As schools, we need to make sure we reward honesty and punish dishonesty, and not the other way around.

For example, earlier in my career, I was teaching at a school where a group of seniors were drinking. The police arrived and delivered a botched breathalyzer test to everyone at the party. The school had already made the mistake of deciding it would only penalize students who were drinking at a party of under-age minors, and not everyone who was merely present.

The police presented to the school a list of students who had tested positive for alcohol, but the tests had been performed improperly. Their results were inconclusive.

So the school methodically called every student to the office one at a time and asked each if he/she had been drinking alcohol at the party. They probably all had been drinking. That was the purpose of the party. But some students confessed to drinking while others denied it. The school concluded the affair with punishment for every student who had confessed.

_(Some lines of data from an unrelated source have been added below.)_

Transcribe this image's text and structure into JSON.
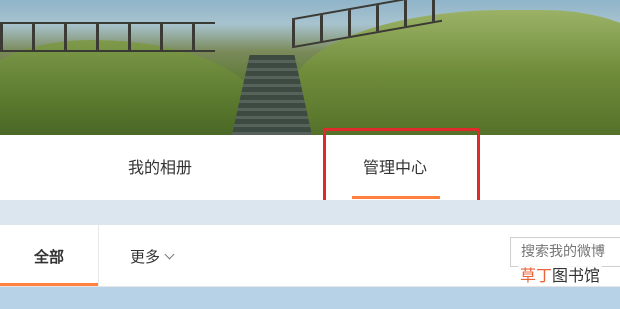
{
  "banner": {
    "alt": "scenic cover photo"
  },
  "nav": {
    "tabs": [
      {
        "label": "我的相册"
      },
      {
        "label": "管理中心"
      }
    ]
  },
  "subnav": {
    "all_label": "全部",
    "more_label": "更多",
    "search_placeholder": "搜索我的微博"
  },
  "watermark": {
    "accent": "草丁",
    "rest": "图书馆"
  },
  "colors": {
    "accent": "#ff8140",
    "highlight": "#e02b2b"
  }
}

Several students from the party went on to receive rewards near the end of the year that they would not have earned if they had confessed. What a poor lesson to teach our kids.

The message here was clear and something that would stick with kids through to adulthood: honesty can get you in trouble, and it is lying that shall set you free.

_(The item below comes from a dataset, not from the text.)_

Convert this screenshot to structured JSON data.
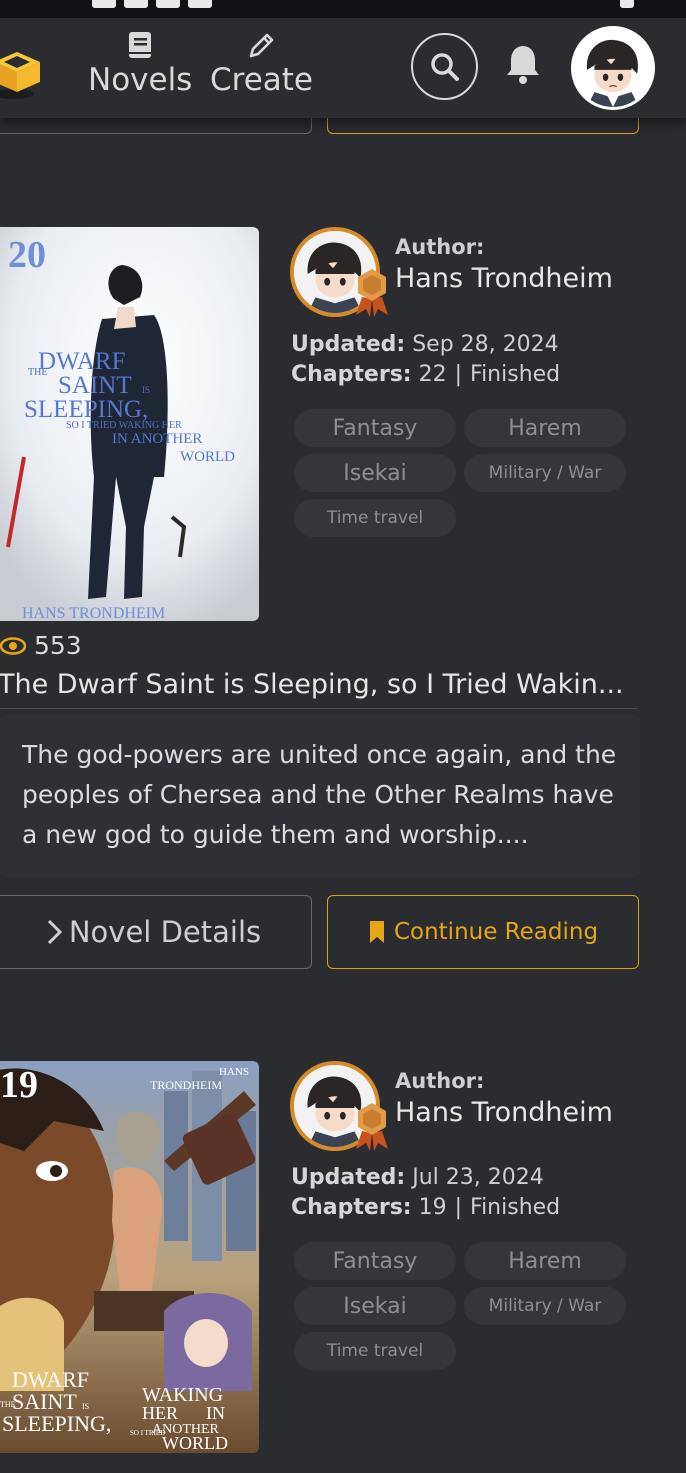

So does your school provide a better consequence for students who confess? Do kids earn a reprieve through honesty? Are students regularly complimented and praised for honest answers? If not, then the school is sending the wrong message.

Tuesday, December 14, 2010

What Came before Milton's Paradise Regained?

I had an English professor in college who was a large influence on my life and who helped me to get through college. He was a calm and soft-spoken gentleman who loved British poetry. He thrived on talking about Shakespeare and Milton. One day in class, I was seated at his right hand and answered one of his questions. He pardoned himself that he had not heard me. He explained that he had spent too much time hunched next to a machine gun, and it had taken some of the hearing in his right ear. This made me curious, but I was too intimidated to inquire further. I was easily intimidated by professors back then. However, his comment remained stuck in my mind, and I wondered what experience had placed him for long hours close at the left of a hammering machine gun.

It was not until my 30-year class reunion that I got part of an answer to my curiosity. I was a classmate of the professor's daughter, and I met her at the reunion. I decided to ask her what she knew of her dad's military experience. She replied that he was (and is to this day) a U.S. Marine who fought it out during the dark and tentative days of the war on the bloody island of Guadalcanal.

This struck me. Here was this mild-mannered gentleman with a fondness for poetry who had been baptized by fire in a life or death struggle on a remote South Pacific island. I still cannot picture it. But maybe his time next to a pounding machine gun was at the Battle or Bloody Ridge. Or it could have been a number of other places.

My point is this: he was another example of the millions of members of the Greatest Generation. He defended his country. He experienced unimaginable death and savagery. Yet he came home and put it all behind him. He earned an education, including a Ph.D., made a home for his family, and devoted his life to helping young men and women earn their college degrees and learn about the beauty of the English language. He is yet another to whom we owe such a debt. And the only way we can repay the debt is to live our lives and help others in the way that generation had wanted us to forge ahead.

Friday, December 10, 2010

I Don't Do Diaries

Many times in my life, I have begun to keep a journal or diary. I have never managed to keep it going. I don't have greater hope for this, but I'm going to take a different approach. I am not going to journal on schedule, and I am not going to stick to a central theme. I intend for this blog to be a chance for me to reflect upon my own thoughts and beliefs. It is not for everyone, nor do I want it to be.